The database was found in a misconfigured Amazon Web Services S3 cloud storage “bucket,” the researchers said, allowing access to anyone with an account, which are free to obtain.
A large cache of the data accidentally left unsecured came via Alteryx partner Experian, a consumer credit reporting agency. Reports indicate that Alteryx purchased the data from Experian’s ConsumerView marketing database. That product is sold by Experian to other firms and is known to contain a combination of publicly available information and more personal data.
Alteryx, thus far, seems to be downplaying the risk to consumers posed by the leak.
“Specifically, this file held marketing data, including aggregated and de-identified information based on models and estimations provided by a third-party content provider, and was made available to our customers who purchased and used this data for analytic purposes,” Alteryx said. “The information in the file does not pose a risk of identity theft to any consumers.”
Experian, on the other hand, mostly bounced the ball back to Alteryx.
“This is an Alteryx issue, and does not involve any Experian systems,” a spokesperson said. “Alteryx has already confirmed with you that the data in question contained no names of any individuals or any other personal identifying information, and does not pose any risk of identity theft to any consumers. We have been assured by Alteryx that they promptly remedied this issue.”

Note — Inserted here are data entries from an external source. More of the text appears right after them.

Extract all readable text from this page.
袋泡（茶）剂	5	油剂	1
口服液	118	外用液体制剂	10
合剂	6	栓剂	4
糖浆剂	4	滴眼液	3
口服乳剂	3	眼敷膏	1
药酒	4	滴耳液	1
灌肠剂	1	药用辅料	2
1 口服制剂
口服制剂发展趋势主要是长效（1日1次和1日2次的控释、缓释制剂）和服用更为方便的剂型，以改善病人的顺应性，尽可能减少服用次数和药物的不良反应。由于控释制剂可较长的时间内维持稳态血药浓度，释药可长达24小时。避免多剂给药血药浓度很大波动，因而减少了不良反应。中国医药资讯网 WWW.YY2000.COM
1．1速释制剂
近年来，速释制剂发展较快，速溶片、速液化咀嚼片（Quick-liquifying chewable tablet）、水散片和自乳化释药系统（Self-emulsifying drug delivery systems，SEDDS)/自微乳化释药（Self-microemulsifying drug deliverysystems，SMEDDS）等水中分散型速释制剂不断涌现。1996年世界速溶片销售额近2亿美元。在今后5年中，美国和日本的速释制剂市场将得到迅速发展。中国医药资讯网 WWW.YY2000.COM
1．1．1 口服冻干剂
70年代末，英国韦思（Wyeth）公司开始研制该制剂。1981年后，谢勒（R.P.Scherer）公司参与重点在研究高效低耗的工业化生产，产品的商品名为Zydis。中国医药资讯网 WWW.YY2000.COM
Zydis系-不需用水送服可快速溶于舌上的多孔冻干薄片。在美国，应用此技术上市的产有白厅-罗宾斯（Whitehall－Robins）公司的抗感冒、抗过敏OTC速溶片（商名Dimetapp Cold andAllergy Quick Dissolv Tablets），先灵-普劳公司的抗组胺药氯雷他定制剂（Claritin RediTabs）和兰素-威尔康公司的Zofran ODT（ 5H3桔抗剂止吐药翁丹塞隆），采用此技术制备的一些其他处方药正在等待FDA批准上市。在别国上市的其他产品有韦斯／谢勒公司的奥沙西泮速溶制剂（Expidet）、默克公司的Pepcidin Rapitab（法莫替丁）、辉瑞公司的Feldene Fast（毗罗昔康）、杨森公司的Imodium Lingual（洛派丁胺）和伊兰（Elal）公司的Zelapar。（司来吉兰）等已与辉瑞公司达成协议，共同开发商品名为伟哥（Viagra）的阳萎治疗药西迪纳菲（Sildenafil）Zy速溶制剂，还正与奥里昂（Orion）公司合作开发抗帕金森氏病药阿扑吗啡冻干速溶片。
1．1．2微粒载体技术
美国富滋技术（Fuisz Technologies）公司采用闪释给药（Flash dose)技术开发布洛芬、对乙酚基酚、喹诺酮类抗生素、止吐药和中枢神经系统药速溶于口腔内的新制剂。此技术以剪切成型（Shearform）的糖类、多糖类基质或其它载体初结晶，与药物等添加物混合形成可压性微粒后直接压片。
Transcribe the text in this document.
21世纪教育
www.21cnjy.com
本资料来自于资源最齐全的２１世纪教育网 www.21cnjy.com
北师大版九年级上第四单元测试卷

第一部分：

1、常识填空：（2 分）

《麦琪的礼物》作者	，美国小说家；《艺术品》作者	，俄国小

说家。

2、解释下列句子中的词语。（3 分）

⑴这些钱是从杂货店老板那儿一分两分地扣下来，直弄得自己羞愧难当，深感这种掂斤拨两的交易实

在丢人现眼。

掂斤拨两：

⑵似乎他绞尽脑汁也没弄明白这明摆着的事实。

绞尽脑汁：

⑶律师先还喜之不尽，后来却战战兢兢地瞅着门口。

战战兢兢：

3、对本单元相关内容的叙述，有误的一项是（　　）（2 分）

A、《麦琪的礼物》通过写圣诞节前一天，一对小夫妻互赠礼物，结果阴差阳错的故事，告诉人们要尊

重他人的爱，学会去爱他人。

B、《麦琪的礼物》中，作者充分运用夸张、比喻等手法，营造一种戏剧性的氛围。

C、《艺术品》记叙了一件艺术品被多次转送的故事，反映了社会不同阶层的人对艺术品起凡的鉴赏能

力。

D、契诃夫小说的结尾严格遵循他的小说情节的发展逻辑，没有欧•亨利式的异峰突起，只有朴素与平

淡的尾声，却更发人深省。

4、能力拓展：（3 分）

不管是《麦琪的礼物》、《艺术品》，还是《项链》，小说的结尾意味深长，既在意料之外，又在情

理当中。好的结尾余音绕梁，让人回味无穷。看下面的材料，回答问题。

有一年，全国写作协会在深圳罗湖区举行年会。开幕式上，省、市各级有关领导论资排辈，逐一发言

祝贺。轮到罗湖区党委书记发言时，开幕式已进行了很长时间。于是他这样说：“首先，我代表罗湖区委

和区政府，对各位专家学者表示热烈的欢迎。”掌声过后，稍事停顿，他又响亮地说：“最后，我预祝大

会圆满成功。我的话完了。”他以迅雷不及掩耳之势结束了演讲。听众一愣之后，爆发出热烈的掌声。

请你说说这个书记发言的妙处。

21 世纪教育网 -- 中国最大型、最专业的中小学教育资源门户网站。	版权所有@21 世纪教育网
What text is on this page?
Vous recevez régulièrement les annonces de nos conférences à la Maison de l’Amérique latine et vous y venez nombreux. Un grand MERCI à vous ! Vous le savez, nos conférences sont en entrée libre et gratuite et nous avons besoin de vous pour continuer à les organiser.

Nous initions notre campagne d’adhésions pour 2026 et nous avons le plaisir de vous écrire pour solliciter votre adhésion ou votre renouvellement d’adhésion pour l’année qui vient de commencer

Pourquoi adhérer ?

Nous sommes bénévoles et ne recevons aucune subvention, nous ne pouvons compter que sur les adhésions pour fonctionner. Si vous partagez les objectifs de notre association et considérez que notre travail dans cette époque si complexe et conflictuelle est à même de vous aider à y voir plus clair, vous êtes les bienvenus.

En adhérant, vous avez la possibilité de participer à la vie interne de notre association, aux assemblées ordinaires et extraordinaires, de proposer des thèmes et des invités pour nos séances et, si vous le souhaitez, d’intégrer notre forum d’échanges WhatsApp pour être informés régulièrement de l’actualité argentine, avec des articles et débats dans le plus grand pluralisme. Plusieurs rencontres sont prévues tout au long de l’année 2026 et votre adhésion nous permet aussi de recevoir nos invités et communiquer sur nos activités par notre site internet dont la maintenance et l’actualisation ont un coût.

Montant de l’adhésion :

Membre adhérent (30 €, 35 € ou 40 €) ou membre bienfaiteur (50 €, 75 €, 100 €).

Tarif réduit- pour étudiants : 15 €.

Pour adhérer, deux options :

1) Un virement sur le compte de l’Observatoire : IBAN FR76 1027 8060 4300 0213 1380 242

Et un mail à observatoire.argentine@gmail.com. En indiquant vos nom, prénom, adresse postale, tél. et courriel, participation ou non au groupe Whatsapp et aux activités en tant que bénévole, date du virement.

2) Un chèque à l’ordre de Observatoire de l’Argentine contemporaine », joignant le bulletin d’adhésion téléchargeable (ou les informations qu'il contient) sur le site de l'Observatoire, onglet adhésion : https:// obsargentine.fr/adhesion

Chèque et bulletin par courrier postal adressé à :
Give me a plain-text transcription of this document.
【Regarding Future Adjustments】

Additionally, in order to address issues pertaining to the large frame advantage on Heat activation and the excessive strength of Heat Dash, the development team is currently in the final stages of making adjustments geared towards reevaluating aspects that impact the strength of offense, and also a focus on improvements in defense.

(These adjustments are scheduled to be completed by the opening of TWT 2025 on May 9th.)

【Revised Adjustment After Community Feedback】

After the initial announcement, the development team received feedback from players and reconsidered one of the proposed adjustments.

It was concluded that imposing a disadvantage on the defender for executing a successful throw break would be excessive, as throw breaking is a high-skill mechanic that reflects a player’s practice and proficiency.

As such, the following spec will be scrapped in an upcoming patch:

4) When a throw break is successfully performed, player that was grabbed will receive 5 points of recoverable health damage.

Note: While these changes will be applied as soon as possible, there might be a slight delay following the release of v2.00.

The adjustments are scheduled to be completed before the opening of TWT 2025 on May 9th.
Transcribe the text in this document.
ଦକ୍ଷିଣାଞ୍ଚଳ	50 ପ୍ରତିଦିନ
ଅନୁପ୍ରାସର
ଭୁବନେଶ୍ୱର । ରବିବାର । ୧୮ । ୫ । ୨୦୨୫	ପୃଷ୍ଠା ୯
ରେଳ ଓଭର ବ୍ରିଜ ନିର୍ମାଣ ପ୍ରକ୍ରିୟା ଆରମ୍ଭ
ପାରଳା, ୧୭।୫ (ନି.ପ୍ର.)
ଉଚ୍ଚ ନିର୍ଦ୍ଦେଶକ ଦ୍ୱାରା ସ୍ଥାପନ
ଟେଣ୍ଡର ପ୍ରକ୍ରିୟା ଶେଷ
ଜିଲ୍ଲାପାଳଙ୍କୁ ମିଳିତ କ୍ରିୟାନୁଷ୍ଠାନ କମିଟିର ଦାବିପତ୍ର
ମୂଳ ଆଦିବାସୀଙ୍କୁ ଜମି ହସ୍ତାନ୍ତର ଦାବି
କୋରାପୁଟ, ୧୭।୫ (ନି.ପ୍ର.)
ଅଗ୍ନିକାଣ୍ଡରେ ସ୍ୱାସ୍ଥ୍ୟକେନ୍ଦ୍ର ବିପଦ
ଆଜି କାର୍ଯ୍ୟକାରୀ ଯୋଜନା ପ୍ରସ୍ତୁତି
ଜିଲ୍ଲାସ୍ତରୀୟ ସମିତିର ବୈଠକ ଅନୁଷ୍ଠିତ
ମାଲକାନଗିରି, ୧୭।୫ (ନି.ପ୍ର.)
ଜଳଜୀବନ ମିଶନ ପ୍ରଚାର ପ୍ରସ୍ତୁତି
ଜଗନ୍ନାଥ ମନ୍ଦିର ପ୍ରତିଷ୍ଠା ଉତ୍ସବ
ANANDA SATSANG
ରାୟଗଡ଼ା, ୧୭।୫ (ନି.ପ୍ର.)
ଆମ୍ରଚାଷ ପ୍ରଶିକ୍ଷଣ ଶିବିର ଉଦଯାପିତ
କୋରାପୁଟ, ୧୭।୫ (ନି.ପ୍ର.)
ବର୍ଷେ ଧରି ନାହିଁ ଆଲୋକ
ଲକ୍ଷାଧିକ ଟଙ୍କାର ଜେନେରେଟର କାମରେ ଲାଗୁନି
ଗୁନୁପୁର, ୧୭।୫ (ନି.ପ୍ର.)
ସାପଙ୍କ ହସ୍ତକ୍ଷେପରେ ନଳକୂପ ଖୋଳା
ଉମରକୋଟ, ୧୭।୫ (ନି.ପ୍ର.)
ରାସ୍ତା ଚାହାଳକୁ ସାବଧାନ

The UpGuard researchers who discovered the database did not buy into that assessment.
“The data exposed in this bucket would be invaluable for unscrupulous marketers, spammers and identity thieves, for whom this data would be largely reliable and, more importantly, varied,” the researchers said. “With a large database of potential victims to survey — with such details as ‘mortgage ownership’ revealed, a common security verification question — the price could be far higher than merely bad publicity.”